Chapman Tripp
- No. of offices: 3
- No. of attorneys: 180+
- No. of employees: c.400
- Major practice areas: General Practice
- Key people: Pip England (Chief Executive Partner); Emma Sutcliffe (Chair of the Board); Sophia Gunn (Chief Operations Officer);
- Date founded: 1875
- Website: chapmantripp.com

= Chapman Tripp =

Commercial law firm in New Zealand

Chapman Tripp is one of New Zealand's largest commercial law firms. It is considered one of the "big three" law firms along with Russell McVeagh and Bell Gully. Established in New Zealand in 1875, it now has around 53 partners and roughly 180 legal staff across its offices in Auckland, Wellington and Christchurch. The firm practices in all areas of corporate and commercial, property, construction, finance, tax, dispute resolution, environmental and public law.

==History==
Chapman Tripp started as a one-man practice in Wellington in 1875 with Martin Chapman. Chapman was joined in partnership by William Fitzgerald in 1882 and then by Leonard Owen Howard Tripp in 1889, who spent a record 69 years with the firm.

The firm went through many name changes, reverting to Chapman Tripp & Co in 1949.

In 1962 the firm opened an Auckland office, becoming the first law firm to have offices in both Auckland and Wellington. In 1985 Chapman Tripp merged with Sheffield Young and Ellis, becoming Chapman Tripp Sheffield Young, and in late 1997 the Christchurch office was opened.

==Notable alumni==
Supreme Court judge Justice Arnold was a partner of predecessor firm Chapman Tripp Sheffield Young between 1985 and 1994. He later served as Solicitor-General between 2000 and 2006 before becoming a judge of the Court of Appeal, sitting from 2006 until his elevation to the Supreme Court.

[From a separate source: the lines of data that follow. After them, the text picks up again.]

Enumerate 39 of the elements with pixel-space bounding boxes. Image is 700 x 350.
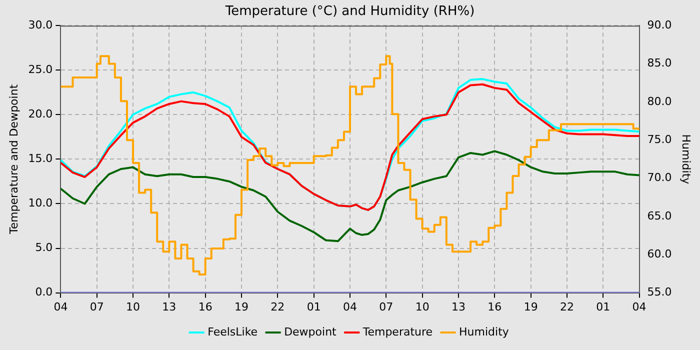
- y2-tick-label: 85.0: [647, 56, 672, 70]
- y-tick-label: 20.0: [28, 108, 53, 121]
- y-tick-label: 30.0: [28, 18, 53, 32]
- y-tick-label: 5.0: [35, 241, 53, 254]
- x-tick-label: 16: [488, 300, 502, 314]
- y-tick-label: 0.0: [35, 286, 53, 299]
- x-tick-label: 10: [126, 300, 140, 314]
- x-tick-label: 04: [54, 300, 68, 314]
- y2-tick-label: 75.0: [647, 132, 672, 146]
- x-tick-label: 10: [415, 300, 430, 314]
- y-tick-label: 15.0: [28, 152, 53, 166]
- x-tick-label: 04: [343, 300, 357, 314]
- chart-title: Temperature (°C) and Humidity (RH%): [224, 4, 475, 20]
- x-tick-label: 22: [270, 300, 285, 314]
- legend-label: Humidity: [459, 325, 510, 338]
- x-tick-label: 01: [596, 300, 610, 314]
- legend-label: Dewpoint: [284, 325, 338, 338]
- y2-tick-label: 70.0: [647, 171, 672, 184]
- x-tick-label: 22: [560, 300, 574, 314]
- x-tick-label: 19: [524, 300, 538, 314]
- x-tick-label: 13: [451, 300, 466, 314]
- y-tick-label: 10.0: [28, 196, 53, 210]
- x-tick-label: 13: [162, 300, 176, 314]
- y2-tick-label: 60.0: [647, 247, 672, 260]
- x-tick-label: 01: [306, 300, 321, 314]
- y-tick-label: 25.0: [28, 62, 53, 76]
- y2-axis-title: Humidity: [680, 134, 693, 185]
- x-tick-label: 04: [632, 300, 646, 314]
- y2-tick-label: 80.0: [647, 94, 672, 108]
- x-tick-label: 07: [379, 300, 394, 314]
- y-axis-title: Temperature and Dewpoint: [7, 84, 20, 236]
- x-tick-label: 16: [198, 300, 212, 314]
- y2-tick-label: 65.0: [647, 209, 672, 222]
- y2-tick-label: 90.0: [647, 18, 672, 32]
- x-tick-label: 07: [90, 300, 104, 314]
- y2-tick-label: 55.0: [647, 286, 672, 299]
- legend-label: FeelsLike: [208, 325, 258, 338]
- x-tick-label: 19: [234, 300, 249, 314]
- legend-label: Temperature: [362, 325, 433, 338]
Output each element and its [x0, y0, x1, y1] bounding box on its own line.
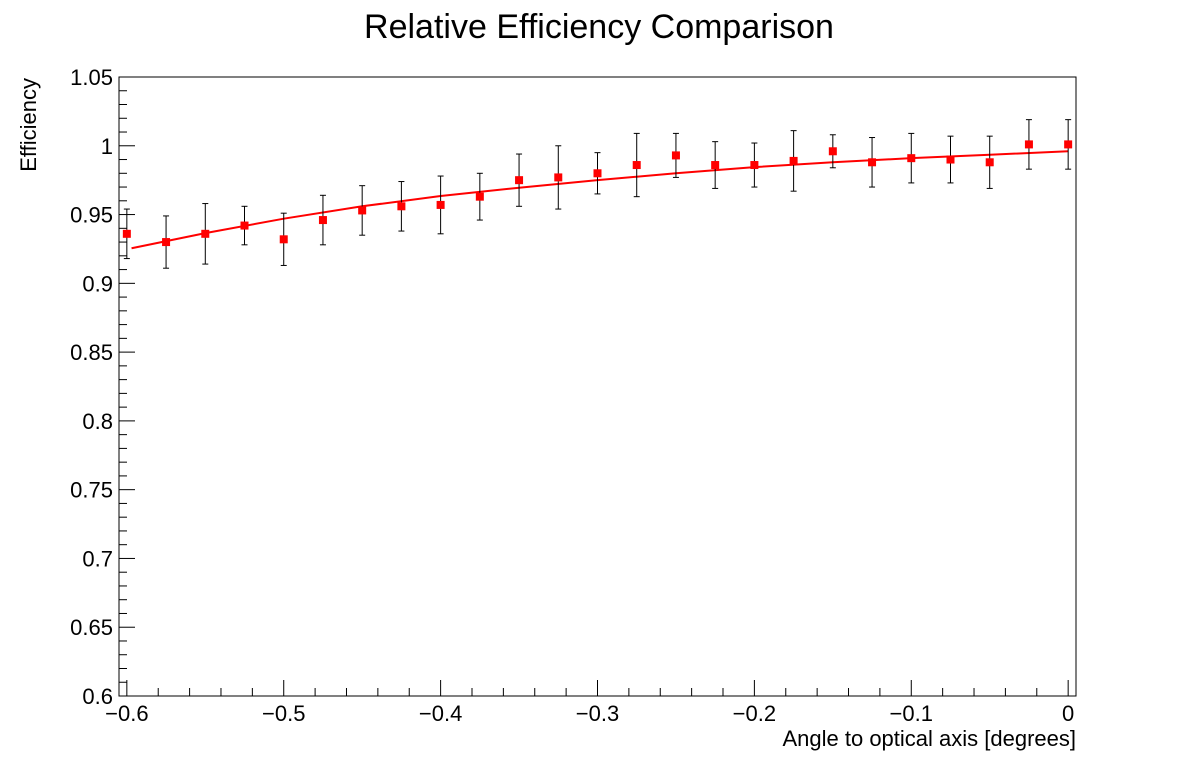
- y-tick-label: 0.6: [82, 684, 113, 709]
- data-point: [907, 132, 916, 184]
- data-point: [318, 194, 327, 246]
- data-point: [1064, 119, 1073, 170]
- data-marker: [279, 235, 288, 244]
- data-marker: [593, 169, 602, 178]
- data-point: [868, 137, 877, 188]
- data-marker: [397, 202, 406, 211]
- data-marker: [358, 206, 367, 215]
- data-points-layer: [122, 119, 1073, 269]
- data-point: [671, 132, 680, 178]
- y-axis-title: Efficiency: [16, 78, 41, 172]
- data-marker: [711, 161, 720, 170]
- data-marker: [436, 200, 445, 209]
- y-tick-label: 0.8: [82, 409, 113, 434]
- fit-curve: [131, 150, 1069, 250]
- data-marker: [907, 154, 916, 163]
- data-point: [789, 130, 798, 192]
- data-marker: [475, 192, 484, 201]
- data-marker: [122, 229, 131, 238]
- y-tick-label: 0.85: [70, 340, 113, 365]
- data-point: [515, 153, 524, 207]
- data-marker: [201, 229, 210, 238]
- y-tick-label: 0.65: [70, 615, 113, 640]
- data-point: [162, 215, 171, 269]
- data-point: [828, 134, 837, 169]
- data-point: [1024, 119, 1033, 170]
- x-tick-label: −0.5: [262, 701, 305, 726]
- data-point: [122, 208, 131, 260]
- data-marker: [946, 155, 955, 164]
- data-point: [750, 142, 759, 188]
- data-marker: [671, 151, 680, 160]
- data-point: [475, 172, 484, 221]
- y-axis-ticks: 0.6 0.65 0.7 0.75 0.8 0.85 0.9 0.95 1 1.05: [70, 65, 135, 709]
- x-tick-label: −0.6: [105, 701, 148, 726]
- x-tick-label: 0: [1062, 701, 1074, 726]
- fit-curve-layer: [131, 150, 1069, 250]
- data-marker: [240, 221, 249, 230]
- x-tick-label: −0.3: [576, 701, 619, 726]
- x-axis-title: Angle to optical axis [degrees]: [782, 726, 1076, 751]
- chart-title: Relative Efficiency Comparison: [364, 8, 834, 46]
- data-point: [201, 203, 210, 265]
- data-marker: [318, 216, 327, 225]
- data-marker: [750, 161, 759, 170]
- data-marker: [1064, 140, 1073, 149]
- y-tick-label: 0.75: [70, 478, 113, 503]
- data-marker: [632, 161, 641, 170]
- data-marker: [985, 158, 994, 167]
- data-marker: [868, 158, 877, 167]
- x-tick-label: −0.1: [890, 701, 933, 726]
- x-tick-label: −0.4: [419, 701, 462, 726]
- data-point: [397, 181, 406, 232]
- data-point: [985, 135, 994, 189]
- data-point: [436, 175, 445, 235]
- data-point: [554, 145, 563, 210]
- data-marker: [554, 173, 563, 182]
- data-marker: [789, 156, 798, 165]
- data-point: [946, 135, 955, 184]
- x-axis-ticks: −0.6 −0.5 −0.4 −0.3 −0.2 −0.1 0: [105, 680, 1074, 726]
- y-tick-label: 0.7: [82, 546, 113, 571]
- data-point: [240, 205, 249, 246]
- y-tick-label: 1: [101, 134, 113, 159]
- data-point: [593, 152, 602, 195]
- data-marker: [828, 147, 837, 156]
- data-marker: [1024, 140, 1033, 149]
- data-point: [279, 212, 288, 266]
- y-tick-label: 0.9: [82, 271, 113, 296]
- data-point: [358, 185, 367, 236]
- data-point: [711, 141, 720, 189]
- x-tick-label: −0.2: [733, 701, 776, 726]
- data-marker: [515, 176, 524, 185]
- data-point: [632, 132, 641, 198]
- y-tick-label: 0.95: [70, 203, 113, 228]
- data-marker: [162, 238, 171, 247]
- y-tick-label: 1.05: [70, 65, 113, 90]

The Honourable Justice Sir Mark O'Regan of the Court of Appeal served as partner at Chapman Tripp from 1984. He was appointed to the High Court in 2001, and was elevated to the Court of Appeal in 2004 where he served as President of the Court of Appeal, until his elevation to the Supreme Court in September 2014. Justice Miller was a partner at Chapman Tripp from 1987, until appointment to the High Court in 2004, then to the Court of Appeal in June 2013, and to the Supreme Court in December 2023.

High Court judges Collins, Ellis, Gilbert, Jagose, Katz, MacKenzie and Peters of the High Court all previously held roles at Chapman Tripp, as have a number of District Court judges.

Other notable alumni include:
- Althea Carbon, founder of Charity-IT
- Philip Cooke (1893–1956), judge and decorated WWI veteran
- Stephen Franks (born 1950), politician, lawyer and media commentator
- Rez Gardi, international lawyer and human rights activist

==Supporting the community==
Chapman Tripp has formal partnerships with nine community organisations, BLAKE, New Zealand Opera, First Foundation, Māia Health Foundation, The Aotearoa Circle, Auckland City Mission, Wellington City Mission, Centre for Sustainable Finance, and Circa Theatre.

Chapman Tripp sponsored the Chapman Tripp Theatre Awards from 1992 - 2014. Chapman Tripp has also supported the Auckland Philharmonia Orchestra, Orchestra Wellington, the Christchurch Symphony Orchestra.

==Rankings==
Chapman Tripp is regularly ranked as one of New Zealand's leading law firms, and is considered a top-tier firm in Banking, Finance and Project Finance; Capital Markets; Corporate Commercial and M&A; Dispute Resolution; Real Estate & Construction; and Restructuring and Insolvency.